One of the fun things about being human, is discovering that you don’t always know why you do certain things.

We are very good at justifying things after the event, so we don’t always notice. I remember the story of a newly-married woman who, every Sunday morning when she was putting the roast in the oven, would carefully slice the top two inches off the piece of meat, and lay it alongside the larger piece in the oven tray.

After some months of observing this, her husband finally plucked up courage to ask, “Why? Why do you always slice the top off the roast?”

His wife was baffled. “Um. We always did when I was growing up. It’s just… what we do…”

Next time they visited her parents, the husband asked his mother-in-law about the whole thing. “Your daughter slices the top off the roast because you always did. But why?”

The mother-in-law laughed out loud. “Oh that’s so funny! When she was small, we had a very small oven in our little kitchen. I had to slice the top off the roast most weeks, or it wouldn’t fit in the oven. She must have just copied that without realising why I did it.”

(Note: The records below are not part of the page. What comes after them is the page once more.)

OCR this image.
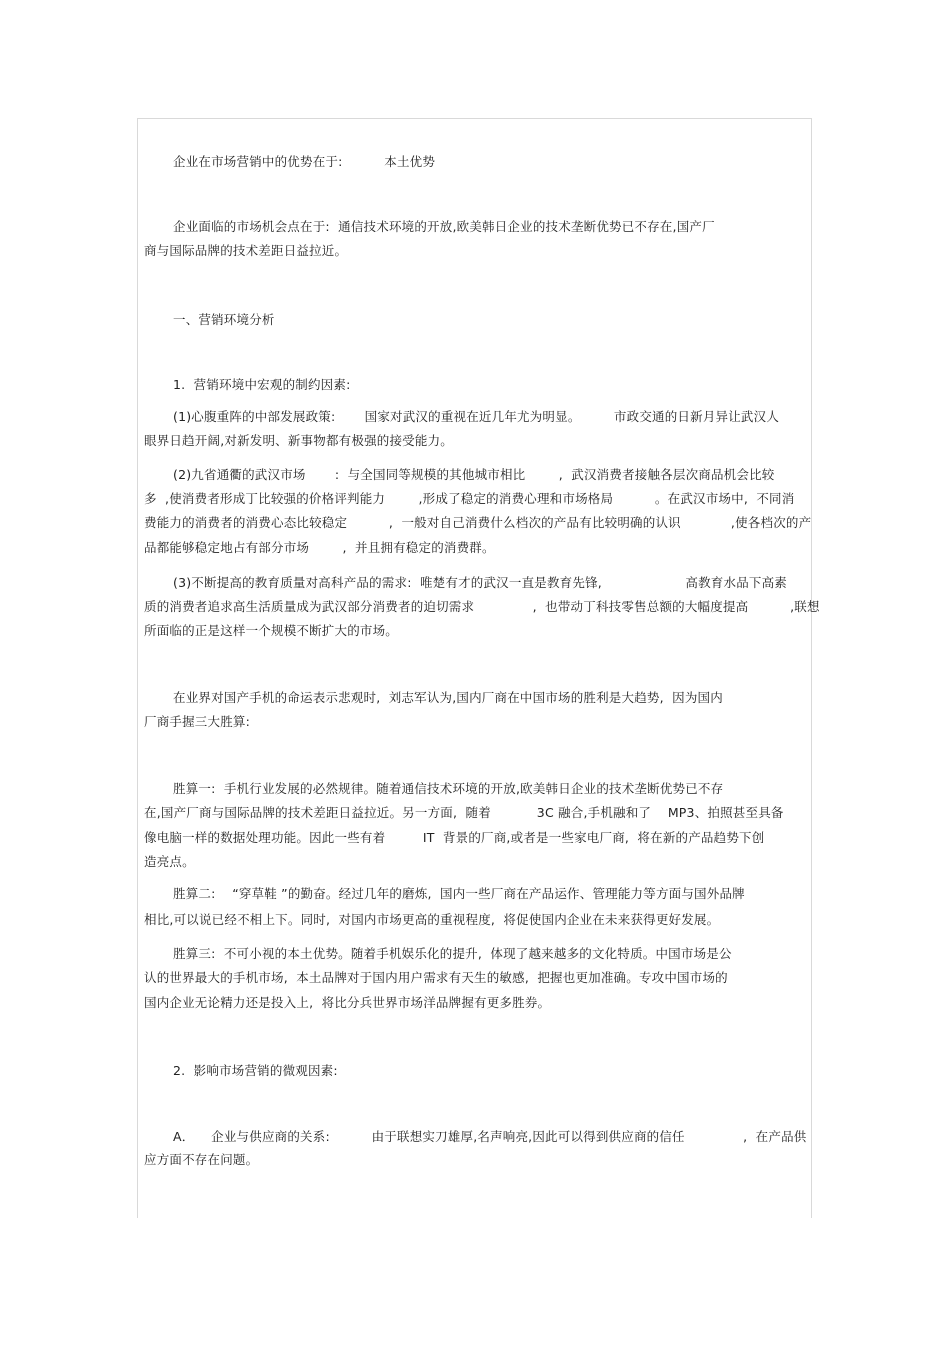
企业在市场营销中的优势在于:          本土优势
企业面临的市场机会点在于:  通信技术环境的开放,欧美韩日企业的技术垄断优势已不存在,国产厂
商与国际品牌的技术差距日益拉近。
一、营销环境分析
1.  营销环境中宏观的制约因素:
(1)心腹重阵的中部发展政策:       国家对武汉的重视在近几年尤为明显。        市政交通的日新月异让武汉人
眼界日趋开阔,对新发明、新事物都有极强的接受能力。
(2)九省通衢的武汉市场       :  与全国同等规模的其他城市相比        ,  武汉消费者接触各层次商品机会比较
多  ,使消费者形成丁比较强的价格评判能力        ,形成了稳定的消费心理和市场格局          。在武汉市场中,  不同消
费能力的消费者的消费心态比较稳定          ,  一般对自己消费什么档次的产品有比较明确的认识            ,使各档次的产
品都能够稳定地占有部分市场        ,  并且拥有稳定的消费群。
(3)不断提高的教育质量对高科产品的需求:  唯楚有才的武汉一直是教育先锋,                    高教育水品下高素
质的消费者追求高生活质量成为武汉部分消费者的迫切需求              ,  也带动丁科技零售总额的大幅度提高          ,联想
所面临的正是这样一个规模不断扩大的市场。
在业界对国产手机的命运表示悲观时,  刘志军认为,国内厂商在中国市场的胜利是大趋势,  因为国内
厂商手握三大胜算:
胜算一:  手机行业发展的必然规律。随着通信技术环境的开放,欧美韩日企业的技术垄断优势已不存
在,国产厂商与国际品牌的技术差距日益拉近。另一方面,  随着           3C 融合,手机融和了    MP3、拍照甚至具备
像电脑一样的数据处理功能。因此一些有着         IT  背景的厂商,或者是一些家电厂商,  将在新的产品趋势下创
造亮点。
胜算二:    “穿草鞋 ”的勤奋。经过几年的磨炼,  国内一些厂商在产品运作、管理能力等方面与国外品牌
相比,可以说已经不相上下。同时,  对国内市场更高的重视程度,  将促使国内企业在未来获得更好发展。
胜算三:  不可小视的本土优势。随着手机娱乐化的提升,  体现了越来越多的文化特质。中国市场是公
认的世界最大的手机市场,  本土品牌对于国内用户需求有天生的敏感,  把握也更加准确。专攻中国市场的
国内企业无论精力还是投入上,  将比分兵世界市场洋品牌握有更多胜券。
2.  影响市场营销的微观因素:
A．    企业与供应商的关系:          由于联想实刀雄厚,名声响亮,因此可以得到供应商的信任              ,  在产品供
应方面不存在问题。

Well that is funny enough, but what about the funny, apparently illogical things you and I do? And sometimes they aren’t so funny. Someone says something, or does something and you react. If we ask you why you reacted that way, you can probably justify it, and it may even sound like sense.

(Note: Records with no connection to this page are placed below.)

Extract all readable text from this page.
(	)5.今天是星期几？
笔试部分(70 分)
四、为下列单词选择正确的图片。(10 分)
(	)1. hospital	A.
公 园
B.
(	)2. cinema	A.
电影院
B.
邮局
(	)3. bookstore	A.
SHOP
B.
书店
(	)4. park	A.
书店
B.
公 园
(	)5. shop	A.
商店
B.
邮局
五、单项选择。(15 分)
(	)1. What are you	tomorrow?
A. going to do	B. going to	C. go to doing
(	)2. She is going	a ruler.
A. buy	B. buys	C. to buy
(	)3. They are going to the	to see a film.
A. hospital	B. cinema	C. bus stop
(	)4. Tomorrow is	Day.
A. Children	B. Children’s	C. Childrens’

But here’s the thing: your reasonable explanation of why you reacted is probably no more accurate than the wife’s explanation as to why she was topping the roast.

The truth is, all of us have a suite of reactive behaviours that are unconscious, generally counter-productive, and - if only we understood it - which are actually an attempt to get the world around us to start behaving the way it should (meaning, the way we expect it to behave). These reactive behaviours may or may not resemble our usual approach to things. Let me tell you one of mine.

I am fairly low key, so when leading a team, will tend to ask people what they think, where we all think we should be going and so on. That’s my Usual Style.

Underneath that, though, my expectation of the world around me is that authority matters, that it should be respected and that if authority needs to be delegated, that should be done very clearly, so that everyone always knows, who is in charge. You couldn’t guess that by observing me: it is what goes on inside. In hoozyu and Birkman we call this Need. (Because it is how I need people around me to behave).

What happens when that Need - that expectation of others - is not met? Well, I suddenly become very directive, and very different from the low key person you thought I was. I remember when our kids were smaller, it would be the weekend and Sarah would tell me that we needed to get everyone out for a walk (clearly exercised authority: that works for me). So I would go down and find the kids and say (very pleasantly) “Hey kids, let’s all jump in the van and go for a walk.” (Sounds like an invitation, not a command, right: low key Usual Style). Unfortunately, if the response was the usual “no, we don’t want to, you can’t make us, etc etc” from some or all of the tribe, I would suddenly get a little more definite about things. I hope I don’t need to spell it out. Phrases like “Get in the van” and “Or else” spring to mind.

So - ask me why I was doing that, and I would tell you it was because of the kids behaving badly. But actually, I had confused them: I made it sound like an invitation, but what they didn’t know was that it was an “invitation” from the boss; in my world view that meant, they should be saying “yessir, right away”. When they didn’t my reaction was to become extremely assertive.

Before you think too badly of me, what are your unconscious reactions like? You can check them out in your hoozyu. Go to the section called Stress Check. You will have one item about demotivation, which is to do with your Interests; but the others are all descriptions of specific Stress Behaviours. See which ones you recognise, and drill down.

Who knows, you might even realise you don’t need to cut the top off the roast any more.